A sweetener used in cakes, soft drinks and chewing gum can seriously damage people’s health by weakening the intestines, a new study found

Consuming even a small amount of the sweetener neotame can lead to someone suffering from irritable bowel syndrome, insulin resistance and even sepsis, a condition that kills around 40,000 in Britain a year.

The findings underscored that some of a new generation of sweeteners that give food products a super-sweet taste may have a “toxic effect” on health, the researchers said.

Dr. Havovi Chichger, the senior author of the study, said that while sweeteners may be a healthier alternative to sugar, they may harm some consumers.

Neotame was developed in 2002 as a replacement for aspartame, a sweetener of concern, and in recent years has become widely used in drinks and foods sold in the UK. It is often referred to as E961 on the list of ingredients found on product labels.

Chichger, an associate professor at Anglia Ruskin University, and the study’s co-author, Dr Aparna Shil, of Jahangirnagar University, in Bangladesh, said neotame poses a health threat because it can damage the intestines by ” “good bacteria” to get sick and invade the intestinal wall. In the process, this can lead to disease because the epithelial barrier, part of the intestinal wall, can break down.

They published their findings, which they say are the first to show that neotame can have that harmful impact on healthy gut bacteria, in the medical journal Frontiers in Nutrition.

Previous research, including by Chichger, has found that other common sweeteners – such as saccharin, sucralose and aspartame – can also have that harmful effect.

Chichger said: “There is now a growing awareness of the health impact of sweeteners such as saccharin, sucralose and aspartame, with our own previous work showing the problems they can cause on the gut wall and the damage to the ‘good bacteria’ ‘ which it can show forms in our bowels.

“This can lead to a range of potential health issues, including diarrhoea, intestinal inflammation, and even infections such as septicemia if the bacteria were to enter the bloodstream. That’s why it’s important to also study sweeteners that have been introduced more recently, and our new research shows that neotame causes similar problems, including gut bacteria getting sick.”

The co-authors said further research is needed to look at “the toxic effects of some of the more recently developed artificial sweeteners”, given their widespread use. Some of the latest sweeteners in use produce a sweet taste that is 1,000 times sweeter than sugar.

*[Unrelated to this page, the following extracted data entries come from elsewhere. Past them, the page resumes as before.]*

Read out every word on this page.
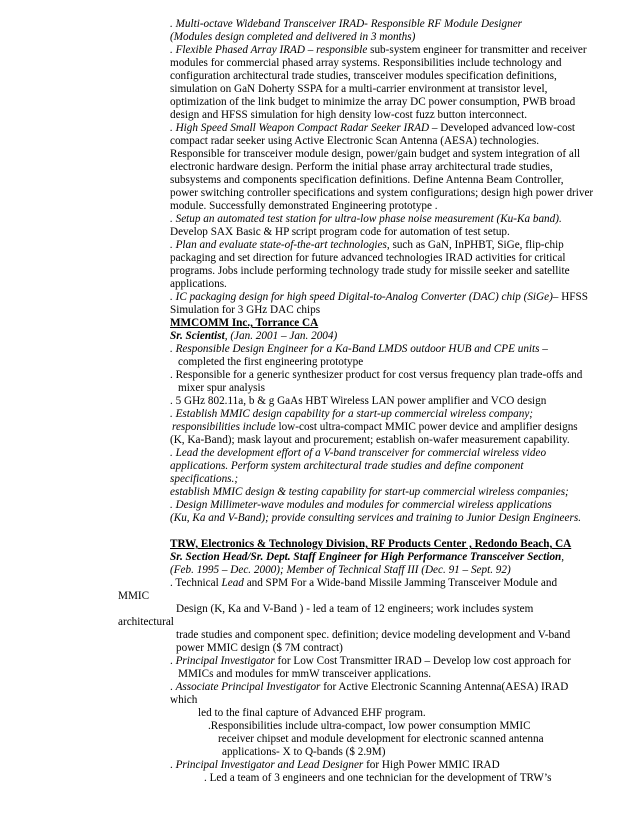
. Multi-octave Wideband Transceiver IRAD- Responsible RF Module Designer
(Modules design completed and delivered in 3 months)
. Flexible Phased Array IRAD – responsible sub-system engineer for transmitter and receiver
modules for commercial phased array systems. Responsibilities include technology and
configuration architectural trade studies, transceiver modules specification definitions,
simulation on GaN Doherty SSPA for a multi-carrier environment at transistor level,
optimization of the link budget to minimize the array DC power consumption, PWB broad
design and HFSS simulation for high density low-cost fuzz button interconnect.
. High Speed Small Weapon Compact Radar Seeker IRAD – Developed advanced low-cost
compact radar seeker using Active Electronic Scan Antenna (AESA) technologies.
Responsible for transceiver module design, power/gain budget and system integration of all
electronic hardware design. Perform the initial phase array architectural trade studies,
subsystems and components specification definitions. Define Antenna Beam Controller,
power switching controller specifications and system configurations; design high power driver
module. Successfully demonstrated Engineering prototype .
. Setup an automated test station for ultra-low phase noise measurement (Ku-Ka band).
Develop SAX Basic & HP script program code for automation of test setup.
. Plan and evaluate state-of-the-art technologies, such as GaN, InPHBT, SiGe, flip-chip
packaging and set direction for future advanced technologies IRAD activities for critical
programs. Jobs include performing technology trade study for missile seeker and satellite
applications.
. IC packaging design for high speed Digital-to-Analog Converter (DAC) chip (SiGe)– HFSS
Simulation for 3 GHz DAC chips
MMCOMM Inc., Torrance CA
Sr. Scientist, (Jan. 2001 – Jan. 2004)
. Responsible Design Engineer for a Ka-Band LMDS outdoor HUB and CPE units –
completed the first engineering prototype
. Responsible for a generic synthesizer product for cost versus frequency plan trade-offs and
mixer spur analysis
. 5 GHz 802.11a, b & g GaAs HBT Wireless LAN power amplifier and VCO design
. Establish MMIC design capability for a start-up commercial wireless company;
responsibilities include low-cost ultra-compact MMIC power device and amplifier designs
(K, Ka-Band); mask layout and procurement; establish on-wafer measurement capability.
. Lead the development effort of a V-band transceiver for commercial wireless video
applications. Perform system architectural trade studies and define component
specifications.;
establish MMIC design & testing capability for start-up commercial wireless companies;
. Design Millimeter-wave modules and modules for commercial wireless applications
(Ku, Ka and V-Band); provide consulting services and training to Junior Design Engineers.
TRW, Electronics & Technology Division, RF Products Center , Redondo Beach, CA
Sr. Section Head/Sr. Dept. Staff Engineer for High Performance Transceiver Section,
(Feb. 1995 – Dec. 2000); Member of Technical Staff III (Dec. 91 – Sept. 92)
. Technical Lead and SPM For a Wide-band Missile Jamming Transceiver Module and
MMIC
Design (K, Ka and V-Band ) - led a team of 12 engineers; work includes system
architectural
trade studies and component spec. definition; device modeling development and V-band
power MMIC design ($ 7M contract)
. Principal Investigator for Low Cost Transmitter IRAD – Develop low cost approach for
MMICs and modules for mmW transceiver applications.
. Associate Principal Investigator for Active Electronic Scanning Antenna(AESA) IRAD
which
led to the final capture of Advanced EHF program.
.Responsibilities include ultra-compact, low power consumption MMIC
receiver chipset and module development for electronic scanned antenna
applications- X to Q-bands ($ 2.9M)
. Principal Investigator and Lead Designer for High Power MMIC IRAD
. Led a team of 3 engineers and one technician for the development of TRW’s
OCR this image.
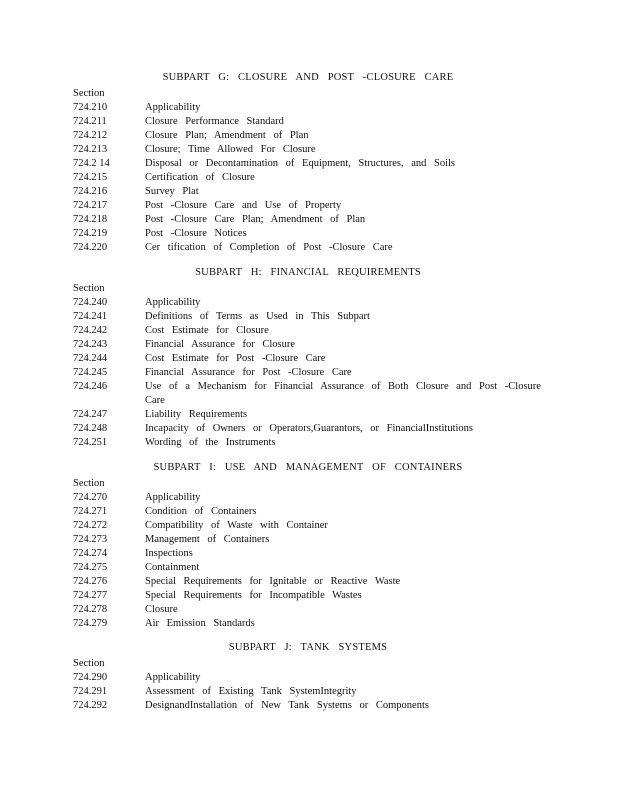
SUBPART G: CLOSURE AND POST -CLOSURE CARE
Section
724.210	Applicability
724.211	Closure Performance Standard
724.212	Closure Plan; Amendment of Plan
724.213	Closure; Time Allowed For Closure
724.2 14	Disposal or Decontamination of Equipment, Structures, and Soils
724.215	Certification of Closure
724.216	Survey Plat
724.217	Post -Closure Care and Use of Property
724.218	Post -Closure Care Plan; Amendment of Plan
724.219	Post -Closure Notices
724.220	Cer tification of Completion of Post -Closure Care
SUBPART H: FINANCIAL REQUIREMENTS
Section
724.240	Applicability
724.241	Definitions of Terms as Used in This Subpart
724.242	Cost Estimate for Closure
724.243	Financial Assurance for Closure
724.244	Cost Estimate for Post -Closure Care
724.245	Financial Assurance for Post -Closure Care
724.246	Use of a Mechanism for Financial Assurance of Both Closure and Post -Closure Care
724.247	Liability Requirements
724.248	Incapacity of Owners or Operators,Guarantors, or FinancialInstitutions
724.251	Wording of the Instruments
SUBPART I: USE AND MANAGEMENT OF CONTAINERS
Section
724.270	Applicability
724.271	Condition of Containers
724.272	Compatibility of Waste with Container
724.273	Management of Containers
724.274	Inspections
724.275	Containment
724.276	Special Requirements for Ignitable or Reactive Waste
724.277	Special Requirements for Incompatible Wastes
724.278	Closure
724.279	Air Emission Standards
SUBPART J: TANK SYSTEMS
Section
724.290	Applicability
724.291	Assessment of Existing Tank SystemIntegrity
724.292	DesignandInstallation of New Tank Systems or Components
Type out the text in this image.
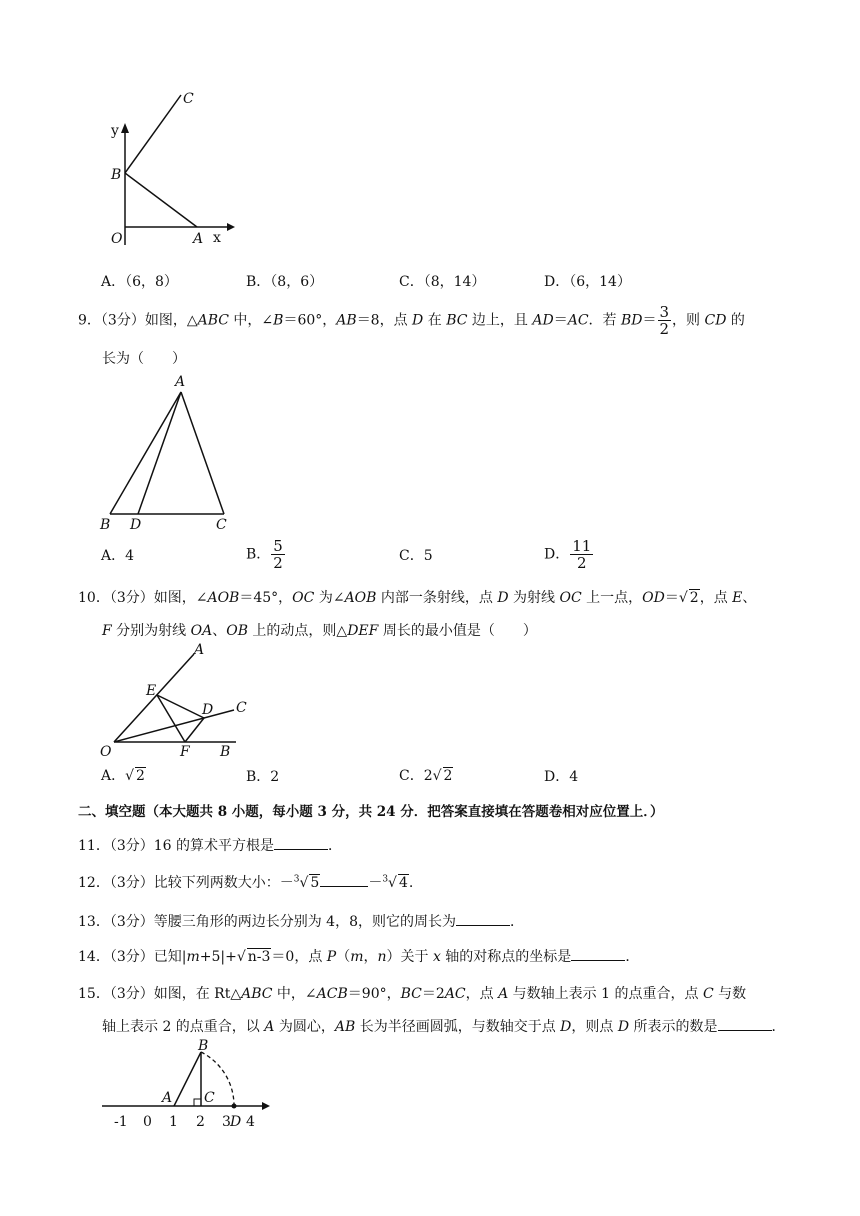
y
x
O	A
B
C
A．（6，8）	B．（8，6）	C．（8，14）	D．（6，14）
9．（3分）如图，△ABC 中，∠B＝60°，AB＝8，点 D 在 BC 边上，且 AD＝AC．若 $BD= \frac{3}{2}$ ，则 CD 的
长为（　　）
A
B D	C
A．4	B． $\frac{5}{2}$	C．5	D． $\frac{11}{2}$
10．（3分）如图，∠AOB＝45°，OC 为∠AOB 内部一条射线，点 D 为射线 OC 上一点，OD＝√ 2，点 E、
F 分别为射线 OA、OB 上的动点，则△DEF 周长的最小值是（　　）
A
E
D C
O	F B
A．√ 2	B．2	C．2√ 2	D．4
二、填空题（本大题共 8 小题，每小题 3 分，共 24 分．把答案直接填在答题卷相对应位置上．）
11．（3分）16 的算术平方根是	．
12．（3分）比较下列两数大小：－$^3$√ 5	－$^3$√ 4.
13．（3分）等腰三角形的两边长分别为 4，8，则它的周长为	．
14．（3分）已知|m+5|+√ n-3＝0，点 P（m，n）关于 x 轴的对称点的坐标是	．
15．（3分）如图，在 Rt△ABC 中，∠ACB＝90°，BC＝2AC，点 A 与数轴上表示 1 的点重合，点 C 与数
轴上表示 2 的点重合，以 A 为圆心，AB 长为半径画圆弧，与数轴交于点 D，则点 D 所表示的数是	．
B
A C
D
-1 0 1 2 3 4
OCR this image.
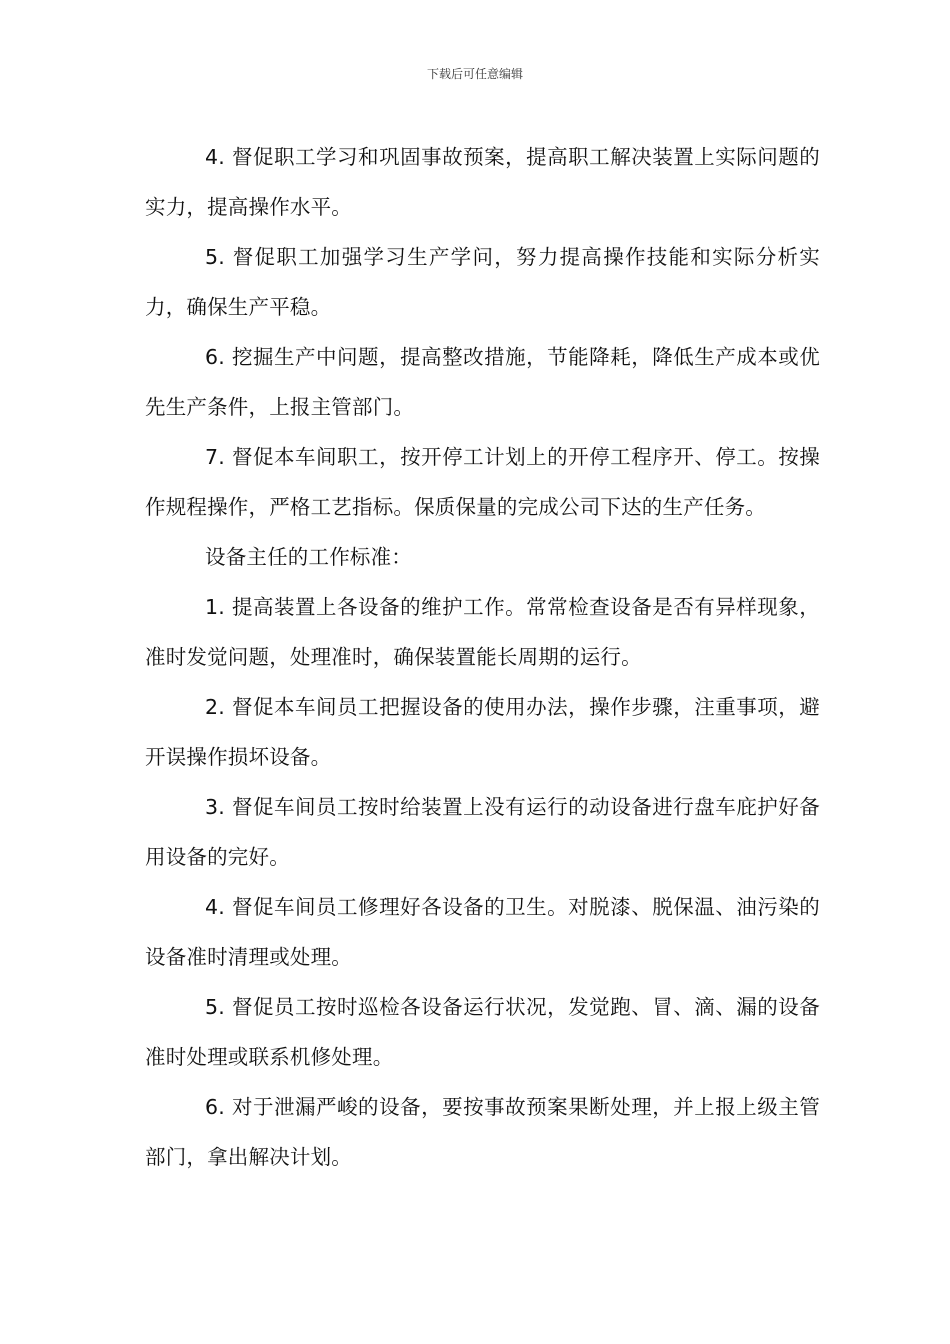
下载后可任意编辑

4. 督促职工学习和巩固事故预案，提高职工解决装置上实际问题的实力，提高操作水平。

5. 督促职工加强学习生产学问，努力提高操作技能和实际分析实力，确保生产平稳。

6. 挖掘生产中问题，提高整改措施，节能降耗，降低生产成本或优先生产条件，上报主管部门。

7. 督促本车间职工，按开停工计划上的开停工程序开、停工。按操作规程操作，严格工艺指标。保质保量的完成公司下达的生产任务。

设备主任的工作标准：

1. 提高装置上各设备的维护工作。常常检查设备是否有异样现象，准时发觉问题，处理准时，确保装置能长周期的运行。

2. 督促本车间员工把握设备的使用办法，操作步骤，注重事项，避开误操作损坏设备。

3. 督促车间员工按时给装置上没有运行的动设备进行盘车庇护好备用设备的完好。

4. 督促车间员工修理好各设备的卫生。对脱漆、脱保温、油污染的设备准时清理或处理。

5. 督促员工按时巡检各设备运行状况，发觉跑、冒、滴、漏的设备准时处理或联系机修处理。

6. 对于泄漏严峻的设备，要按事故预案果断处理，并上报上级主管部门，拿出解决计划。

Even a low intake of neotame can be harmful, Chichger stressed. “Even when we studied neotame at very low concentrations, 10 times lower than the acceptable daily intake, we saw the breakdown of the intestinal barrier and a shift in bacteria to a more harmful behavior, including increased invasion of healthy intestinal cells leading to cell death. This can be linked to issues such as irritable bowel disease and sepsis,” she said.

The European Food Standards Agency ruled in 2010 that neotame is “safe for us”. It has since been approved for use in more than 35 countries. But Efsa is now reviewing the safety of neotame as part of what Chichger said was a series of evidence-based risk assessments that could lead to a reassessment of certain sweeteners.